Today, however, CBOCS West, Inc. v. Humphries, 553 U.S. 442, 457 (2008) has removed any doubt that retaliation occasioned by complaints of discriminatory conduct is actionable under Section 1981 whether or not the retaliation was intended to deter a right protected by that section. Hence Union is not correct that Greens had to plead that the retaliation inflicted on them was racially motivated. It is enough that Greens have pleaded that Union retaliated after they complained of Union's interference with their Section 1981 rights.

Although Greens have failed to discuss McKnight or raise CBOCS in their response, that does not justify trashing their AC. After all, it has been crystal clear for some 3-1/2 years (since CBOCS) that retaliation claims are actionable under Section 1981. Even so, Greens' counsel would do well to take all arguments--even incorrect ones--seriously in any future briefing.

Union also seeks to invoke Twombly and Iqbal yet again to attack Greens' pleading of the retaliation claim. In doing so, Union once more asks too much at the pleading stage.

On that score U. Mem. 9 calls the AC deficient because (incorrectly referring to Greens in the singular) it fails to say "how the Plaintiff was retaliated against, who specifically retaliated against him, or a temporal nexus between the charge filing and alleged retaliation." But how, who and when are questions that a complaint must answer when pleading fraud under Rule 9(b)(Pirelli Armstrong Tire Corp. Retiree Med. Benefits Trust v. Walgreen Co., 631 F.3d 436, 441-42 (7th Cir. 2011), while Rule 8 requires only that Greens provide "fair notice" of their claim by giving "enough details about the subject-matter of the case to present a story that holds together" (Swanson, 614 F.3d at 404). Greens readily cleared that hurdle: They alleged that Union had a discriminatory practice, that they complained about it to everyone in sight--Union, the EEOC, the Illinois Department of Human Rights and the NLRB--and that Union retaliated against them for making those complaints.
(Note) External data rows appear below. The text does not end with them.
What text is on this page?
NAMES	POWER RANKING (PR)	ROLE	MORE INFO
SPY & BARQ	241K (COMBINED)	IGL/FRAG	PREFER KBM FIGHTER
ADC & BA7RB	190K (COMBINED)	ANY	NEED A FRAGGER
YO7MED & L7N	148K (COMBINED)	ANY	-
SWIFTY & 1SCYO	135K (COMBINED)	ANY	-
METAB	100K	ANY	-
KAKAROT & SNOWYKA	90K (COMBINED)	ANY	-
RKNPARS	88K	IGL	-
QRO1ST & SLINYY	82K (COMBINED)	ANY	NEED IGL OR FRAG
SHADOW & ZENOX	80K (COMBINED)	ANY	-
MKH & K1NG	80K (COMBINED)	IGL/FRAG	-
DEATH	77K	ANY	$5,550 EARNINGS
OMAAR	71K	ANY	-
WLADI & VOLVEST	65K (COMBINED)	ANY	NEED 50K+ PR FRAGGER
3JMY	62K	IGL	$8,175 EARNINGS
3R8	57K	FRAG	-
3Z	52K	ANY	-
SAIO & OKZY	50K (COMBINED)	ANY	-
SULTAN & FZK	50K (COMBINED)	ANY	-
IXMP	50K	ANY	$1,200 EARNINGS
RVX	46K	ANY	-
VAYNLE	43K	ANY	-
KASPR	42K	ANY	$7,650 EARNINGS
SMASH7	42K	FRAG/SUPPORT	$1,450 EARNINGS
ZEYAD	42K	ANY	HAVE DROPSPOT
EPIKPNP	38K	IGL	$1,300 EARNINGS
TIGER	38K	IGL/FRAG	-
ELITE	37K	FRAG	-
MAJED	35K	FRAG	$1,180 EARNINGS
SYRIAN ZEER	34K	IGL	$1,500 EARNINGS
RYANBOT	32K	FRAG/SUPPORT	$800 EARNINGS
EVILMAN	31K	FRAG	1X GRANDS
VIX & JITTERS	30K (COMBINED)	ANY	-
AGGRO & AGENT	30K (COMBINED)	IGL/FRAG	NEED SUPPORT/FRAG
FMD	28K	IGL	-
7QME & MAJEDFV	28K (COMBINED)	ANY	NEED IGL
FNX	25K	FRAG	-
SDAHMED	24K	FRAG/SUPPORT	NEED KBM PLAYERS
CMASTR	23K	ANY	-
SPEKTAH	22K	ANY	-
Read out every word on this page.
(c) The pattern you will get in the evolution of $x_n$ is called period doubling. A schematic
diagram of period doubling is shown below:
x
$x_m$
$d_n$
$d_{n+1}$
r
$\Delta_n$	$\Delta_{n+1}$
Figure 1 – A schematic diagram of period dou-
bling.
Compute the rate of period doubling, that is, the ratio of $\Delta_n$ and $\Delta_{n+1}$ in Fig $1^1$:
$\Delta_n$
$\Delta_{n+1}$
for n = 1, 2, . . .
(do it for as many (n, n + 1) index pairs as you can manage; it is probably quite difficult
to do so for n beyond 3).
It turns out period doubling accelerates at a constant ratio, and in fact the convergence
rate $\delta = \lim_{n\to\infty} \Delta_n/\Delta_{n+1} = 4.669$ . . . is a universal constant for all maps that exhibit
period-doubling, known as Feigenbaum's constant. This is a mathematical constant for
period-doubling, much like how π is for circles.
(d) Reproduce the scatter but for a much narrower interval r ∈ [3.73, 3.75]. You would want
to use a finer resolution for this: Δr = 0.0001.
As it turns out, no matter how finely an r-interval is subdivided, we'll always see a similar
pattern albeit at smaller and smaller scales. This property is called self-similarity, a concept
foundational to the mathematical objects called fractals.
Finally, Union says that Greens do not specify in their pleadings when the discrimination alleged in the AC took place. Union sees that as a problem in light of the Opinion's barring of claims based on alleged acts that occurred before July 22, 2006.

Although Greens have inexplicably failed to respond to that contention, it should be remembered that the Opinion directed Greens to file an amended complaint that eliminated the dismissed subject matter (including Section 1981 claims based on alleged pre-July 22, 2006 conduct). It has therefore been assumed here that Greens' filing had complied with this Court's directive--but if that assumption should prove incorrect, Union will find adequate remedies in the various fee-shifting mechanisms available under the Rules. Again Greens' counsel would do better not to leave such matters to chance and to be more thorough in the future.


Union's motion to dismiss is denied, and it is ordered to answer the AC on or before November 10, 2011. This action is set for a status hearing at 8:45 a.m. November 14, 2011.